The Strategist

Voluntary Insurance is Getting More Popular In OECD Countries

12/22/2015 - 12:50

Private pension systems are becoming increasingly popular in OECD countries as system of state pensions is reducing, according to "Pensions at a Glance" report. Participation in private pension programs is currently mandatory in more than half of the organization - the total volume of assets in private pension funds in OECD countries is $ 24.8 trillion.

Candida Performa
Candida Performa
According to authors of "Pensions at a Glance" report issued by the OECD, value of private pension systems has been growing in recent years, as reforms initiated by governments of many member countries have reduced their role in the public pension system. Recall that 27 out of 34 OECD countries have implemented retirement age reforms over the past three years: the growing number of elderly is still the main risk for the national pension system’s financial stability.

In 2013, 17 out of 34 OECD countries had mandatory or quasi-mandatory private pension systems, with maximum levels of cover in Iceland, Finland, Norway and Switzerland. In these countries, more than 70% of employees have chosen private pensions. Maximum coverage of private enterprise systems (referred to quasi-mandatory in the report; 60% of the population) is typical for countries such as Denmark, the Netherlands and Sweden. Minimum private pensions accounted for Turkey: only 1.4% of the population used them.

Coverage of voluntary pension systems is less than expected, yet reaches 50% in Belgium, Czech Republic, Finland, Germany, the USA and New Zealand. Estonia (5%), Mexico (1.7%), Greece and Portugal (5%) show the lowest commitment to voluntary pension insurance. The report’s authors noted "generosity" of the last two national systems of public provision. Separately, the report noted high result in the United Kingdom and New Zealand: those countries automatically enroll workers in the private pension system (with option of refusal).
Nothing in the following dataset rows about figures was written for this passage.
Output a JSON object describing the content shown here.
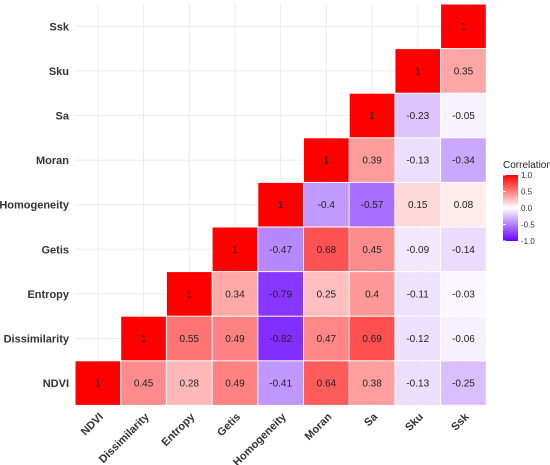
{
  "chart_data": {
    "type": "heatmap",
    "title": "",
    "xlabel": "",
    "ylabel": "",
    "variables": [
      "NDVI",
      "Dissimilarity",
      "Entropy",
      "Getis",
      "Homogeneity",
      "Moran",
      "Sa",
      "Sku",
      "Ssk"
    ],
    "matrix": [
      [
        1,
        null,
        null,
        null,
        null,
        null,
        null,
        null,
        null
      ],
      [
        0.45,
        1,
        null,
        null,
        null,
        null,
        null,
        null,
        null
      ],
      [
        0.28,
        0.55,
        1,
        null,
        null,
        null,
        null,
        null,
        null
      ],
      [
        0.49,
        0.49,
        0.34,
        1,
        null,
        null,
        null,
        null,
        null
      ],
      [
        -0.41,
        -0.82,
        -0.79,
        -0.47,
        1,
        null,
        null,
        null,
        null
      ],
      [
        0.64,
        0.47,
        0.25,
        0.68,
        -0.4,
        1,
        null,
        null,
        null
      ],
      [
        0.38,
        0.69,
        0.4,
        0.45,
        -0.57,
        0.39,
        1,
        null,
        null
      ],
      [
        -0.13,
        -0.12,
        -0.11,
        -0.09,
        0.15,
        -0.13,
        -0.23,
        1,
        null
      ],
      [
        -0.25,
        -0.06,
        -0.03,
        -0.14,
        0.08,
        -0.34,
        -0.05,
        0.35,
        1
      ]
    ],
    "legend": {
      "title": "Correlation",
      "ticks": [
        "1.0",
        "0.5",
        "0.0",
        "-0.5",
        "-1.0"
      ],
      "tick_values": [
        1.0,
        0.5,
        0.0,
        -0.5,
        -1.0
      ],
      "range": [
        -1,
        1
      ],
      "placement": "right"
    },
    "colors": {
      "high": "#ff0000",
      "mid": "#ffffff",
      "low": "#6600ff",
      "grid": "#ebebeb",
      "text": "#333333"
    },
    "grid": true
  }
}
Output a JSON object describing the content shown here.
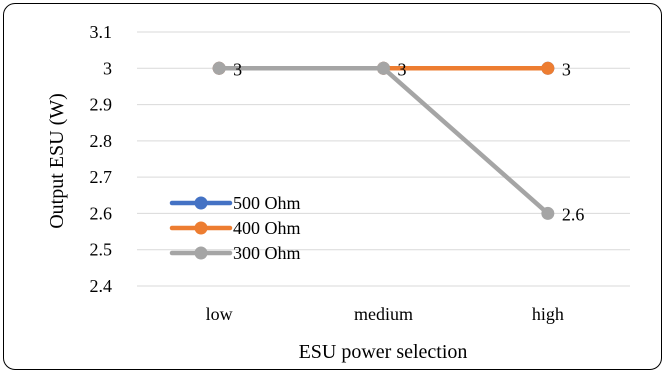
{
  "chart_data": {
    "type": "line",
    "title": "",
    "xlabel": "ESU power selection",
    "ylabel": "Output ESU (W)",
    "categories": [
      "low",
      "medium",
      "high"
    ],
    "ylim": [
      2.4,
      3.1
    ],
    "yticks": [
      "3.1",
      "3",
      "2.9",
      "2.8",
      "2.7",
      "2.6",
      "2.5",
      "2.4"
    ],
    "ytick_values": [
      3.1,
      3.0,
      2.9,
      2.8,
      2.7,
      2.6,
      2.5,
      2.4
    ],
    "grid": true,
    "legend_position": "bottom-left",
    "series": [
      {
        "name": "500 Ohm",
        "color": "#4472C4",
        "values": [
          3,
          3,
          3
        ],
        "labels": []
      },
      {
        "name": "400 Ohm",
        "color": "#ED7D31",
        "values": [
          3,
          3,
          3
        ],
        "labels": [
          "3",
          "3",
          "3"
        ]
      },
      {
        "name": "300 Ohm",
        "color": "#A5A5A5",
        "values": [
          3,
          3,
          2.6
        ],
        "labels": [
          "",
          "",
          "2.6"
        ]
      }
    ]
  }
}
This allowed to attract more than 70% of the working population.

In most private pension systems, public funds are managed by pension funds – except for Belgium, Denmark, France, Korea, Norway and Sweden, dominated by pension insurance contracts. In 2013, 75% of the private pension savings market accounted for pension funds, 20% was the share of pension insurance, 4% were in retirement services banks. Total accumulation of pension funds in OECD countries is $ 24.8 trillion. The largest asset managers of pension funds rest in the UK ($ 2.8 trillion), Australia ($ 1.4 trillion) and the Netherlands ($ 1.3 trillion). In 2012 and 2013 in most OECD countries, private pension funds showed positive returns: it amounted to 5.7% and 9.11% respectively. The highest income showed US private pension funds (11.5%), Australia (10.3%), Canada (9.8%), New Zealand (9.5%) and Japan (8.9%), and the worst result was recorded in Turkey (minus 7.6%). The most popular financial instrument among the pension funds is still investing in securities: stocks and bonds number up to 80% of the total asset portfolio in 15 OECD countries.